On 11/30/20 7:43 PM, Anastasia Lubennikova wrote:
> This entry was inactive during this CF, so I've marked it as returned
> with feedback. Feel free to resubmit an updated version to a future
> commitfest.
I return the patch to commitfest.
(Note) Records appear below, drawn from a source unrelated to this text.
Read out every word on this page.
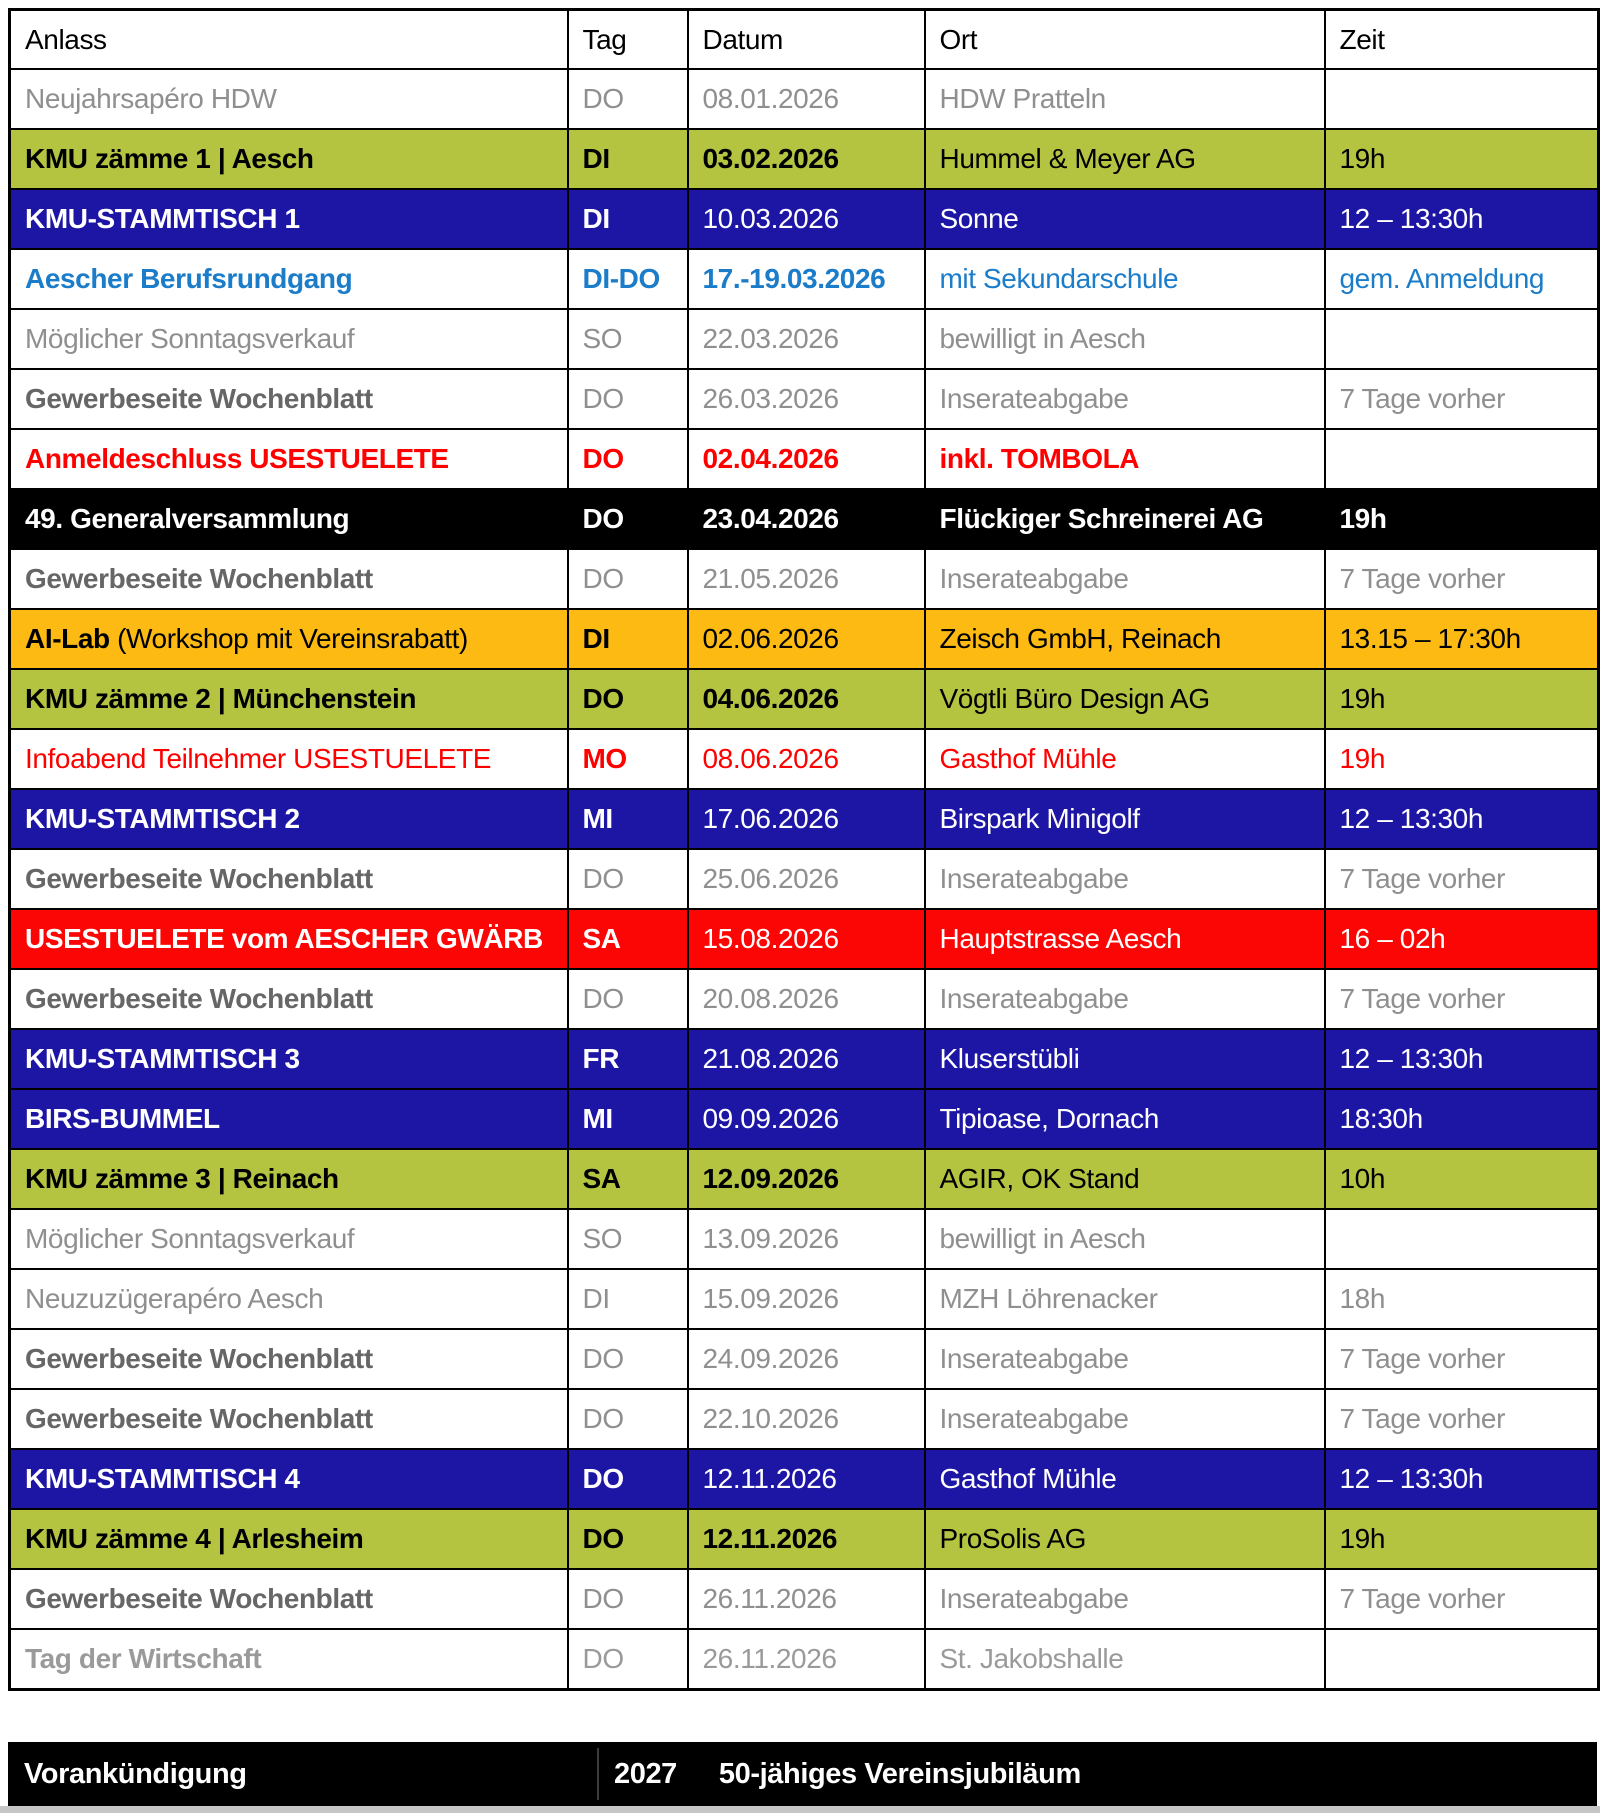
Anlass	Tag	Datum	Ort	Zeit
Neujahrsapéro HDW	DO	08.01.2026	HDW Pratteln	
KMU zämme 1 | Aesch	DI	03.02.2026	Hummel & Meyer AG	19h
KMU-STAMMTISCH 1	DI	10.03.2026	Sonne	12 – 13:30h
Aescher Berufsrundgang	DI-DO	17.-19.03.2026	mit Sekundarschule	gem. Anmeldung
Möglicher Sonntagsverkauf	SO	22.03.2026	bewilligt in Aesch	
Gewerbeseite Wochenblatt	DO	26.03.2026	Inserateabgabe	7 Tage vorher
Anmeldeschluss USESTUELETE	DO	02.04.2026	inkl. TOMBOLA	
49. Generalversammlung	DO	23.04.2026	Flückiger Schreinerei AG	19h
Gewerbeseite Wochenblatt	DO	21.05.2026	Inserateabgabe	7 Tage vorher
AI-Lab (Workshop mit Vereinsrabatt)	DI	02.06.2026	Zeisch GmbH, Reinach	13.15 – 17:30h
KMU zämme 2 | Münchenstein	DO	04.06.2026	Vögtli Büro Design AG	19h
Infoabend Teilnehmer USESTUELETE	MO	08.06.2026	Gasthof Mühle	19h
KMU-STAMMTISCH 2	MI	17.06.2026	Birspark Minigolf	12 – 13:30h
Gewerbeseite Wochenblatt	DO	25.06.2026	Inserateabgabe	7 Tage vorher
USESTUELETE vom AESCHER GWÄRB	SA	15.08.2026	Hauptstrasse Aesch	16 – 02h
Gewerbeseite Wochenblatt	DO	20.08.2026	Inserateabgabe	7 Tage vorher
KMU-STAMMTISCH 3	FR	21.08.2026	Kluserstübli	12 – 13:30h
BIRS-BUMMEL	MI	09.09.2026	Tipioase, Dornach	18:30h
KMU zämme 3 | Reinach	SA	12.09.2026	AGIR, OK Stand	10h
Möglicher Sonntagsverkauf	SO	13.09.2026	bewilligt in Aesch	
Neuzuzügerapéro Aesch	DI	15.09.2026	MZH Löhrenacker	18h
Gewerbeseite Wochenblatt	DO	24.09.2026	Inserateabgabe	7 Tage vorher
Gewerbeseite Wochenblatt	DO	22.10.2026	Inserateabgabe	7 Tage vorher
KMU-STAMMTISCH 4	DO	12.11.2026	Gasthof Mühle	12 – 13:30h
KMU zämme 4 | Arlesheim	DO	12.11.2026	ProSolis AG	19h
Gewerbeseite Wochenblatt	DO	26.11.2026	Inserateabgabe	7 Tage vorher
Tag der Wirtschaft	DO	26.11.2026	St. Jakobshalle	
Vorankündigung	2027	50-jähiges Vereinsjubiläum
My current reason differs from reason
of origin author.
This patch can open a door for more complex optimizations in the
partitionwise join push-down technique.
I mean, we can push-down join not only of two partitioned tables with
the same partition schema, but a partitioned (sharded) table with an
arbitrary subplan that is provable independent of local resources.
Example:
CREATE TABLE p(a int) PARTITION BY HASH (a);
CREATE TABLE p1 PARTITION OF p FOR VALUES WITH (MODULUS 3, REMAINDER 0);
CREATE TABLE p2 PARTITION OF p FOR VALUES WITH (MODULUS 3, REMAINDER 1);
CREATE TABLE p3 PARTITION OF p FOR VALUES WITH (MODULUS 3, REMAINDER 2);
SELECT * FROM p, (SELECT * FROM generate_series(1,2) AS a) AS s
WHERE p.a=s.a;
Hash Join
Hash Cond: (p.a = a.a)
-> Append
-> Seq Scan on p1 p_1
-> Seq Scan on p2 p_2
-> Seq Scan on p3 p_3
-> Hash
-> Function Scan on generate_series a
But with asymmetric join feature we have the plan:
Append
-> Hash Join
Hash Cond: (p_1.a = a.a)
-> Seq Scan on p1 p_1
-> Hash
-> Function Scan on generate_series a
-> Hash Join
Hash Cond: (p_2.a = a.a)
-> Seq Scan on p2 p_2
-> Hash
-> Function Scan on generate_series a
-> Hash Join
Hash Cond: (p_3.a = a.a)
-> Seq Scan on p3 p_3
-> Hash
-> Function Scan on generate_series a
In the case of FDW-sharding it means that if we can prove that the inner
relation is independent from the execution server, we can push-down
these joins and execute it in parallel.
--
regards,
Andrey Lepikhov
Postgres Professional